Korean AI chip startup FuriosaAI rejects Meta’s $800 million offer 

Korean chip startup FuriosaAI has rejected an $800 million takeover offer from Meta Platforms (NASDAQ:META), Bloomberg reported, citing a person with knowledge of the matter.

Meta had been in discussions about acquiring Seoul-based FuriosaAI since the start of this year, the report said.

FuriosaAI, led by June Paik, who formerly worked at Samsung Electronics Co. and Advanced Micro Devices, develops semiconductors for AI inferencing, or services.

The eight-year-old company plans to raise capital before eventually pursuing an initial public offering, the report said.

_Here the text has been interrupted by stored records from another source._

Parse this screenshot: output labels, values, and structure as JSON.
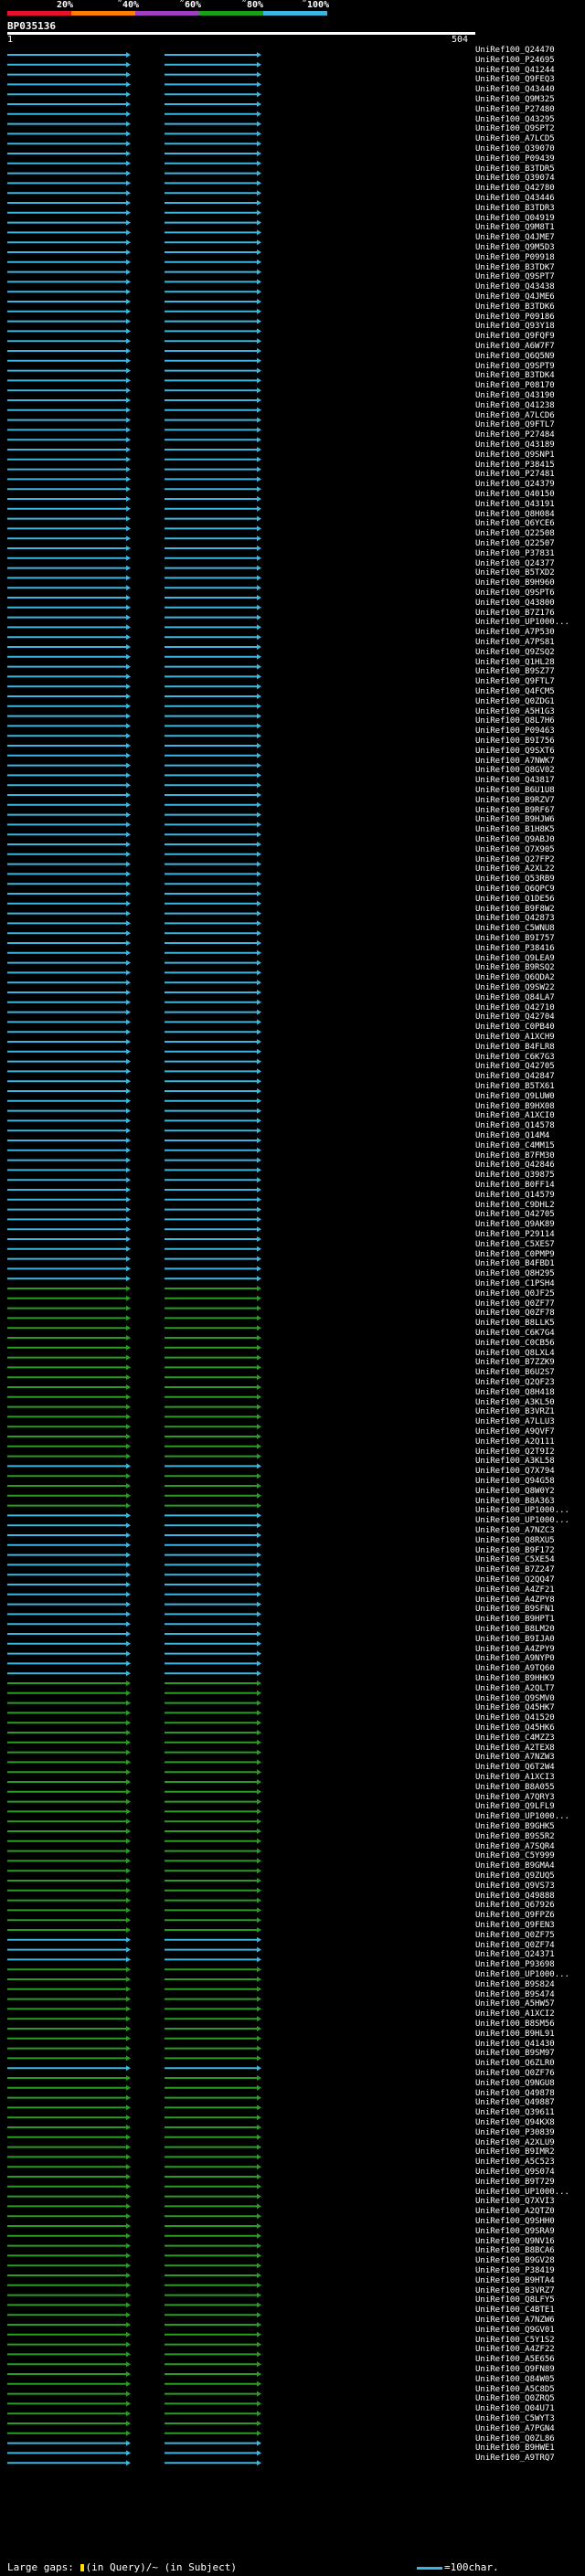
{
  "scale": {
    "ticks": [
      "20%",
      "˜40%",
      "˜60%",
      "˜80%",
      "˜100%"
    ],
    "colors": [
      "#e8102a",
      "#ff7f00",
      "#a040c0",
      "#1aa11a",
      "#3ab6e0"
    ]
  },
  "query": {
    "id": "BP035136",
    "start": "1",
    "end": "504"
  },
  "legend": {
    "large_gaps_text": "Large gaps: ",
    "in_query_text": "(in Query)/~ (in Subject)",
    "scale_text": "=100char."
  },
  "colors": {
    "cyan": "#3ab6e0",
    "green": "#2a9c22",
    "background": "#000000"
  },
  "hits": [
    {
      "id": "UniRef100_Q24470",
      "color": "cyan"
    },
    {
      "id": "UniRef100_P24695",
      "color": "cyan"
    },
    {
      "id": "UniRef100_Q41244",
      "color": "cyan"
    },
    {
      "id": "UniRef100_Q9FEQ3",
      "color": "cyan"
    },
    {
      "id": "UniRef100_Q43440",
      "color": "cyan"
    },
    {
      "id": "UniRef100_Q9M325",
      "color": "cyan"
    },
    {
      "id": "UniRef100_P27480",
      "color": "cyan"
    },
    {
      "id": "UniRef100_Q43295",
      "color": "cyan"
    },
    {
      "id": "UniRef100_Q9SPT2",
      "color": "cyan"
    },
    {
      "id": "UniRef100_A7LCD5",
      "color": "cyan"
    },
    {
      "id": "UniRef100_Q39070",
      "color": "cyan"
    },
    {
      "id": "UniRef100_P09439",
      "color": "cyan"
    },
    {
      "id": "UniRef100_B3TDR5",
      "color": "cyan"
    },
    {
      "id": "UniRef100_Q39074",
      "color": "cyan"
    },
    {
      "id": "UniRef100_Q42780",
      "color": "cyan"
    },
    {
      "id": "UniRef100_Q43446",
      "color": "cyan"
    },
    {
      "id": "UniRef100_B3TDR3",
      "color": "cyan"
    },
    {
      "id": "UniRef100_Q04919",
      "color": "cyan"
    },
    {
      "id": "UniRef100_Q9M8T1",
      "color": "cyan"
    },
    {
      "id": "UniRef100_Q4JME7",
      "color": "cyan"
    },
    {
      "id": "UniRef100_Q9M5D3",
      "color": "cyan"
    },
    {
      "id": "UniRef100_P09918",
      "color": "cyan"
    },
    {
      "id": "UniRef100_B3TDK7",
      "color": "cyan"
    },
    {
      "id": "UniRef100_Q9SPT7",
      "color": "cyan"
    },
    {
      "id": "UniRef100_Q43438",
      "color": "cyan"
    },
    {
      "id": "UniRef100_Q4JME6",
      "color": "cyan"
    },
    {
      "id": "UniRef100_B3TDK6",
      "color": "cyan"
    },
    {
      "id": "UniRef100_P09186",
      "color": "cyan"
    },
    {
      "id": "UniRef100_Q93Y18",
      "color": "cyan"
    },
    {
      "id": "UniRef100_Q9FQF9",
      "color": "cyan"
    },
    {
      "id": "UniRef100_A6W7F7",
      "color": "cyan"
    },
    {
      "id": "UniRef100_Q6Q5N9",
      "color": "cyan"
    },
    {
      "id": "UniRef100_Q9SPT9",
      "color": "cyan"
    },
    {
      "id": "UniRef100_B3TDK4",
      "color": "cyan"
    },
    {
      "id": "UniRef100_P08170",
      "color": "cyan"
    },
    {
      "id": "UniRef100_Q43190",
      "color": "cyan"
    },
    {
      "id": "UniRef100_Q41238",
      "color": "cyan"
    },
    {
      "id": "UniRef100_A7LCD6",
      "color": "cyan"
    },
    {
      "id": "UniRef100_Q9FTL7",
      "color": "cyan"
    },
    {
      "id": "UniRef100_P27484",
      "color": "cyan"
    },
    {
      "id": "UniRef100_Q43189",
      "color": "cyan"
    },
    {
      "id": "UniRef100_Q9SNP1",
      "color": "cyan"
    },
    {
      "id": "UniRef100_P38415",
      "color": "cyan"
    },
    {
      "id": "UniRef100_P27481",
      "color": "cyan"
    },
    {
      "id": "UniRef100_Q24379",
      "color": "cyan"
    },
    {
      "id": "UniRef100_Q40150",
      "color": "cyan"
    },
    {
      "id": "UniRef100_Q43191",
      "color": "cyan"
    },
    {
      "id": "UniRef100_Q8H084",
      "color": "cyan"
    },
    {
      "id": "UniRef100_Q6YCE6",
      "color": "cyan"
    },
    {
      "id": "UniRef100_Q22508",
      "color": "cyan"
    },
    {
      "id": "UniRef100_Q22507",
      "color": "cyan"
    },
    {
      "id": "UniRef100_P37831",
      "color": "cyan"
    },
    {
      "id": "UniRef100_Q24377",
      "color": "cyan"
    },
    {
      "id": "UniRef100_B5TXD2",
      "color": "cyan"
    },
    {
      "id": "UniRef100_B9H960",
      "color": "cyan"
    },
    {
      "id": "UniRef100_Q9SPT6",
      "color": "cyan"
    },
    {
      "id": "UniRef100_Q43800",
      "color": "cyan"
    },
    {
      "id": "UniRef100_B7Z176",
      "color": "cyan"
    },
    {
      "id": "UniRef100_UP1000...",
      "color": "cyan"
    },
    {
      "id": "UniRef100_A7P530",
      "color": "cyan"
    },
    {
      "id": "UniRef100_A7PS81",
      "color": "cyan"
    },
    {
      "id": "UniRef100_Q9ZSQ2",
      "color": "cyan"
    },
    {
      "id": "UniRef100_Q1HL28",
      "color": "cyan"
    },
    {
      "id": "UniRef100_B9SZ77",
      "color": "cyan"
    },
    {
      "id": "UniRef100_Q9FTL7",
      "color": "cyan"
    },
    {
      "id": "UniRef100_Q4FCM5",
      "color": "cyan"
    },
    {
      "id": "UniRef100_Q0ZDG1",
      "color": "cyan"
    },
    {
      "id": "UniRef100_A5H1G3",
      "color": "cyan"
    },
    {
      "id": "UniRef100_Q8L7H6",
      "color": "cyan"
    },
    {
      "id": "UniRef100_P09463",
      "color": "cyan"
    },
    {
      "id": "UniRef100_B9I756",
      "color": "cyan"
    },
    {
      "id": "UniRef100_Q9SXT6",
      "color": "cyan"
    },
    {
      "id": "UniRef100_A7NWK7",
      "color": "cyan"
    },
    {
      "id": "UniRef100_Q8GV02",
      "color": "cyan"
    },
    {
      "id": "UniRef100_Q43817",
      "color": "cyan"
    },
    {
      "id": "UniRef100_B6U1U8",
      "color": "cyan"
    },
    {
      "id": "UniRef100_B9RZV7",
      "color": "cyan"
    },
    {
      "id": "UniRef100_B9RF67",
      "color": "cyan"
    },
    {
      "id": "UniRef100_B9HJW6",
      "color": "cyan"
    },
    {
      "id": "UniRef100_B1H8K5",
      "color": "cyan"
    },
    {
      "id": "UniRef100_Q9ABJ0",
      "color": "cyan"
    },
    {
      "id": "UniRef100_Q7X905",
      "color": "cyan"
    },
    {
      "id": "UniRef100_Q27FP2",
      "color": "cyan"
    },
    {
      "id": "UniRef100_A2XL22",
      "color": "cyan"
    },
    {
      "id": "UniRef100_Q53RB9",
      "color": "cyan"
    },
    {
      "id": "UniRef100_Q6QPC9",
      "color": "cyan"
    },
    {
      "id": "UniRef100_Q1DE56",
      "color": "cyan"
    },
    {
      "id": "UniRef100_B9F8W2",
      "color": "cyan"
    },
    {
      "id": "UniRef100_Q42873",
      "color": "cyan"
    },
    {
      "id": "UniRef100_C5WNU8",
      "color": "cyan"
    },
    {
      "id": "UniRef100_B9I757",
      "color": "cyan"
    },
    {
      "id": "UniRef100_P38416",
      "color": "cyan"
    },
    {
      "id": "UniRef100_Q9LEA9",
      "color": "cyan"
    },
    {
      "id": "UniRef100_B9RSQ2",
      "color": "cyan"
    },
    {
      "id": "UniRef100_Q6QDA2",
      "color": "cyan"
    },
    {
      "id": "UniRef100_Q9SW22",
      "color": "cyan"
    },
    {
      "id": "UniRef100_Q84LA7",
      "color": "cyan"
    },
    {
      "id": "UniRef100_Q42710",
      "color": "cyan"
    },
    {
      "id": "UniRef100_Q42704",
      "color": "cyan"
    },
    {
      "id": "UniRef100_C0PB40",
      "color": "cyan"
    },
    {
      "id": "UniRef100_A1XCH9",
      "color": "cyan"
    },
    {
      "id": "UniRef100_B4FLR8",
      "color": "cyan"
    },
    {
      "id": "UniRef100_C6K7G3",
      "color": "cyan"
    },
    {
      "id": "UniRef100_Q42705",
      "color": "cyan"
    },
    {
      "id": "UniRef100_Q42847",
      "color": "cyan"
    },
    {
      "id": "UniRef100_B5TX61",
      "color": "cyan"
    },
    {
      "id": "UniRef100_Q9LUW0",
      "color": "cyan"
    },
    {
      "id": "UniRef100_B9HX08",
      "color": "cyan"
    },
    {
      "id": "UniRef100_A1XCI0",
      "color": "cyan"
    },
    {
      "id": "UniRef100_Q14578",
      "color": "cyan"
    },
    {
      "id": "UniRef100_Q14M4",
      "color": "cyan"
    },
    {
      "id": "UniRef100_C4MM15",
      "color": "cyan"
    },
    {
      "id": "UniRef100_B7FM30",
      "color": "cyan"
    },
    {
      "id": "UniRef100_Q42846",
      "color": "cyan"
    },
    {
      "id": "UniRef100_Q39875",
      "color": "cyan"
    },
    {
      "id": "UniRef100_B0FF14",
      "color": "cyan"
    },
    {
      "id": "UniRef100_Q14579",
      "color": "cyan"
    },
    {
      "id": "UniRef100_C9DHL2",
      "color": "cyan"
    },
    {
      "id": "UniRef100_Q42705",
      "color": "cyan"
    },
    {
      "id": "UniRef100_Q9AK89",
      "color": "cyan"
    },
    {
      "id": "UniRef100_P29114",
      "color": "cyan"
    },
    {
      "id": "UniRef100_C5XES7",
      "color": "cyan"
    },
    {
      "id": "UniRef100_C0PMP9",
      "color": "cyan"
    },
    {
      "id": "UniRef100_B4FBD1",
      "color": "cyan"
    },
    {
      "id": "UniRef100_Q8H295",
      "color": "cyan"
    },
    {
      "id": "UniRef100_C1PSH4",
      "color": "green"
    },
    {
      "id": "UniRef100_Q0JF25",
      "color": "green"
    },
    {
      "id": "UniRef100_Q0ZF77",
      "color": "green"
    },
    {
      "id": "UniRef100_Q0ZF78",
      "color": "green"
    },
    {
      "id": "UniRef100_B8LLK5",
      "color": "green"
    },
    {
      "id": "UniRef100_C6K7G4",
      "color": "green"
    },
    {
      "id": "UniRef100_C0CB56",
      "color": "green"
    },
    {
      "id": "UniRef100_Q8LXL4",
      "color": "green"
    },
    {
      "id": "UniRef100_B7ZZK9",
      "color": "green"
    },
    {
      "id": "UniRef100_B6U2S7",
      "color": "green"
    },
    {
      "id": "UniRef100_Q2QF23",
      "color": "green"
    },
    {
      "id": "UniRef100_Q8H418",
      "color": "green"
    },
    {
      "id": "UniRef100_A3KL50",
      "color": "green"
    },
    {
      "id": "UniRef100_B3VRZ1",
      "color": "green"
    },
    {
      "id": "UniRef100_A7LLU3",
      "color": "green"
    },
    {
      "id": "UniRef100_A9QVF7",
      "color": "green"
    },
    {
      "id": "UniRef100_A2Q111",
      "color": "green"
    },
    {
      "id": "UniRef100_Q2T9I2",
      "color": "green"
    },
    {
      "id": "UniRef100_A3KL58",
      "color": "cyan"
    },
    {
      "id": "UniRef100_Q7X794",
      "color": "green"
    },
    {
      "id": "UniRef100_Q94G58",
      "color": "green"
    },
    {
      "id": "UniRef100_Q8W0Y2",
      "color": "green"
    },
    {
      "id": "UniRef100_B8A363",
      "color": "green"
    },
    {
      "id": "UniRef100_UP1000...",
      "color": "cyan"
    },
    {
      "id": "UniRef100_UP1000...",
      "color": "cyan"
    },
    {
      "id": "UniRef100_A7NZC3",
      "color": "cyan"
    },
    {
      "id": "UniRef100_Q8RXU5",
      "color": "cyan"
    },
    {
      "id": "UniRef100_B9F172",
      "color": "cyan"
    },
    {
      "id": "UniRef100_C5XE54",
      "color": "cyan"
    },
    {
      "id": "UniRef100_B7Z247",
      "color": "cyan"
    },
    {
      "id": "UniRef100_Q2QQ47",
      "color": "cyan"
    },
    {
      "id": "UniRef100_A4ZF21",
      "color": "cyan"
    },
    {
      "id": "UniRef100_A4ZPY8",
      "color": "cyan"
    },
    {
      "id": "UniRef100_B9SFN1",
      "color": "cyan"
    },
    {
      "id": "UniRef100_B9HPT1",
      "color": "cyan"
    },
    {
      "id": "UniRef100_B8LM20",
      "color": "cyan"
    },
    {
      "id": "UniRef100_B9IJA0",
      "color": "cyan"
    },
    {
      "id": "UniRef100_A4ZPY9",
      "color": "cyan"
    },
    {
      "id": "UniRef100_A9NYP0",
      "color": "cyan"
    },
    {
      "id": "UniRef100_A9TQ60",
      "color": "cyan"
    },
    {
      "id": "UniRef100_B9HHK9",
      "color": "green"
    },
    {
      "id": "UniRef100_A2QLT7",
      "color": "green"
    },
    {
      "id": "UniRef100_Q9SMV0",
      "color": "green"
    },
    {
      "id": "UniRef100_Q45HK7",
      "color": "green"
    },
    {
      "id": "UniRef100_Q41520",
      "color": "green"
    },
    {
      "id": "UniRef100_Q45HK6",
      "color": "green"
    },
    {
      "id": "UniRef100_C4MZZ3",
      "color": "green"
    },
    {
      "id": "UniRef100_A2TEX8",
      "color": "green"
    },
    {
      "id": "UniRef100_A7NZW3",
      "color": "green"
    },
    {
      "id": "UniRef100_Q6T2W4",
      "color": "green"
    },
    {
      "id": "UniRef100_A1XCI3",
      "color": "green"
    },
    {
      "id": "UniRef100_B8A055",
      "color": "green"
    },
    {
      "id": "UniRef100_A7QRY3",
      "color": "green"
    },
    {
      "id": "UniRef100_Q9LFL9",
      "color": "green"
    },
    {
      "id": "UniRef100_UP1000...",
      "color": "green"
    },
    {
      "id": "UniRef100_B9GHK5",
      "color": "green"
    },
    {
      "id": "UniRef100_B9S5R2",
      "color": "green"
    },
    {
      "id": "UniRef100_A7SQR4",
      "color": "green"
    },
    {
      "id": "UniRef100_C5Y999",
      "color": "green"
    },
    {
      "id": "UniRef100_B9GMA4",
      "color": "green"
    },
    {
      "id": "UniRef100_Q9ZUQ5",
      "color": "green"
    },
    {
      "id": "UniRef100_Q9VS73",
      "color": "green"
    },
    {
      "id": "UniRef100_Q49888",
      "color": "green"
    },
    {
      "id": "UniRef100_Q67926",
      "color": "green"
    },
    {
      "id": "UniRef100_Q9FPZ6",
      "color": "green"
    },
    {
      "id": "UniRef100_Q9FEN3",
      "color": "green"
    },
    {
      "id": "UniRef100_Q0ZF75",
      "color": "cyan"
    },
    {
      "id": "UniRef100_Q0ZF74",
      "color": "cyan"
    },
    {
      "id": "UniRef100_Q24371",
      "color": "cyan"
    },
    {
      "id": "UniRef100_P93698",
      "color": "green"
    },
    {
      "id": "UniRef100_UP1000...",
      "color": "green"
    },
    {
      "id": "UniRef100_B9S824",
      "color": "green"
    },
    {
      "id": "UniRef100_B9S474",
      "color": "green"
    },
    {
      "id": "UniRef100_A5HW57",
      "color": "green"
    },
    {
      "id": "UniRef100_A1XCI2",
      "color": "green"
    },
    {
      "id": "UniRef100_B8SM56",
      "color": "green"
    },
    {
      "id": "UniRef100_B9HL91",
      "color": "green"
    },
    {
      "id": "UniRef100_Q41430",
      "color": "green"
    },
    {
      "id": "UniRef100_B9SM97",
      "color": "green"
    },
    {
      "id": "UniRef100_Q6ZLR0",
      "color": "cyan"
    },
    {
      "id": "UniRef100_Q0ZF76",
      "color": "green"
    },
    {
      "id": "UniRef100_Q9NGU8",
      "color": "green"
    },
    {
      "id": "UniRef100_Q49878",
      "color": "green"
    },
    {
      "id": "UniRef100_Q49887",
      "color": "green"
    },
    {
      "id": "UniRef100_Q39611",
      "color": "green"
    },
    {
      "id": "UniRef100_Q94KX8",
      "color": "green"
    },
    {
      "id": "UniRef100_P30839",
      "color": "green"
    },
    {
      "id": "UniRef100_A2XLU9",
      "color": "green"
    },
    {
      "id": "UniRef100_B9IMR2",
      "color": "green"
    },
    {
      "id": "UniRef100_A5C523",
      "color": "green"
    },
    {
      "id": "UniRef100_Q9S074",
      "color": "green"
    },
    {
      "id": "UniRef100_B9T729",
      "color": "green"
    },
    {
      "id": "UniRef100_UP1000...",
      "color": "green"
    },
    {
      "id": "UniRef100_Q7XVI3",
      "color": "green"
    },
    {
      "id": "UniRef100_A2QTZ0",
      "color": "green"
    },
    {
      "id": "UniRef100_Q9SHH0",
      "color": "green"
    },
    {
      "id": "UniRef100_Q9SRA9",
      "color": "green"
    },
    {
      "id": "UniRef100_Q9NV16",
      "color": "green"
    },
    {
      "id": "UniRef100_B8BCA6",
      "color": "green"
    },
    {
      "id": "UniRef100_B9GV28",
      "color": "green"
    },
    {
      "id": "UniRef100_P38419",
      "color": "green"
    },
    {
      "id": "UniRef100_B9HTA4",
      "color": "green"
    },
    {
      "id": "UniRef100_B3VRZ7",
      "color": "green"
    },
    {
      "id": "UniRef100_Q8LFY5",
      "color": "green"
    },
    {
      "id": "UniRef100_C4BTE1",
      "color": "green"
    },
    {
      "id": "UniRef100_A7NZW6",
      "color": "green"
    },
    {
      "id": "UniRef100_Q9GV01",
      "color": "green"
    },
    {
      "id": "UniRef100_C5Y1S2",
      "color": "green"
    },
    {
      "id": "UniRef100_A4ZF22",
      "color": "green"
    },
    {
      "id": "UniRef100_A5E656",
      "color": "green"
    },
    {
      "id": "UniRef100_Q9FN89",
      "color": "green"
    },
    {
      "id": "UniRef100_Q84W05",
      "color": "green"
    },
    {
      "id": "UniRef100_A5C8D5",
      "color": "green"
    },
    {
      "id": "UniRef100_Q0ZRQ5",
      "color": "green"
    },
    {
      "id": "UniRef100_Q04U71",
      "color": "green"
    },
    {
      "id": "UniRef100_C5WYT3",
      "color": "green"
    },
    {
      "id": "UniRef100_A7PGN4",
      "color": "green"
    },
    {
      "id": "UniRef100_Q0ZL86",
      "color": "cyan"
    },
    {
      "id": "UniRef100_B9HWE1",
      "color": "cyan"
    },
    {
      "id": "UniRef100_A9TRQ7",
      "color": "cyan"
    }
  ]
}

Its latest chip, RNGD (pronounced “Renegade”), is built on Taiwan Semiconductor Manufacturing’s (TSM) 5-nanometer process and uses HBM3 memory chips supplied by SK Hynix. RNGD is reportedly designed to challenge products from industry leader Nvidia (NVDA) as well as fellow startups Groq, SambaNova Systems and Cerebras Systems Inc.

Meta’s (NASDAQ:META) Chief Executive Officer Mark Zuckerberg has told investors that Meta anticipates eventually spending hundreds of billions of dollars on AI infrastructure.

The Menlo Park, California-based company is also working on its own chips designed for its own AI workloads, and in 2023, introduced its first custom AI inference chips — and it unveiled an upgraded version last year.

The development comes amid fierce competition in the artificial intelligence space from the likes of Microsoft (MSFT)-backed OpenAI, Alphabet (GOOG), and Amazon (AMZN)-backed Anthropic, as well as upstarts such as Hangzhou-based DeepSeek (DEEPSEEK).